Paul Kalanithi, a young neurosurgeon who was diagnosed with metastatic lung cancer and died shortly afterward, wrote in his book When Breath Becomes Air:

“Before my cancer was diagnosed, I knew that someday I would die, but I didn’t know when. After the diagnosis, I knew that someday I would die, but I didn’t know when. But now I knew it acutely. The problem wasn’t really a scientific one. The fact of death is unsettling. Yet there is no other way to live.”

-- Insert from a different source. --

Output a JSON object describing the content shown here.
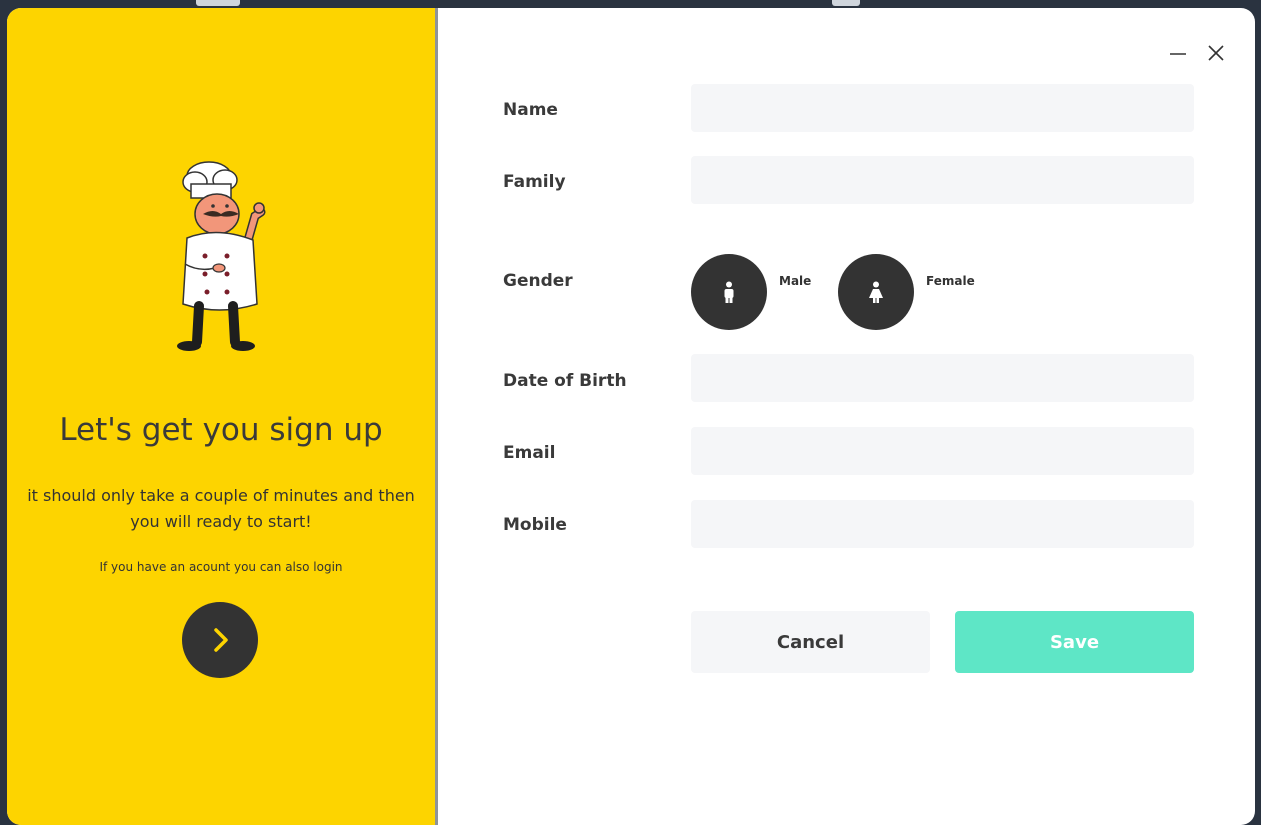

I don't think I'd have fully gotten that before, but I sure do now. The possibility of an earlier death than I used to imagine has heightened my awareness of life. One year into this, I'm grateful to be here.

Saturday, May 4, 2019

I'm not dead, I promise!

True to my word, my blogging has slowed down this spring. To the point of stopping for a bit so I could put in as much time outdoors as possible. But I'm alive and well, truly. So to start back, I'm posting some photos from a hike we took in the Smoky Mountains last month, on Porter's Creek Trail.
We were there while the white-capped phacelia were in bloom, turning the woods in to a fairy land.
One of my favorite wildflowers is Turk's cap lilies. They just seem so whimsical.
We hiked two miles to Fern Branch Falls, which drop 60 feet down the ridge.
 This big flat rock at the base of the waterfall was our picnic spot.
The trillium, another favorite, were not yet in bloom. I love these so much I have several varieties in the shaded parts of my garden.
Hiking back out, we crossed the boulders into the river and sat for a while just enjoying the sun and the sound of rushing water.
These are just wild violets, but they're called halberd-leaved violets because their leaves are shaped like the axe head of an old long-handled battle weapon. I thought that was interesting.
At one point on the hike back out, another couple was hiking in. The woman in the couple was walking, but the man had stopped to take a picture of the phacelia and was standing there staring at them with a goofy smile on his face. I know a fellow nature-lover when I see one, and I asked him, "Isn't it magical?" He turned to me and said, "It's amazing!" I've traveled all over the world and I sometimes forget the beauty in my own backyard.
We hiked close to five miles all told, our first real hike since my ankle surgery. And it was great! I feel like I am slowly getting back to my old self. And I'm not kidding about being a less dedicated blogger for the time being - I need to be outside healing.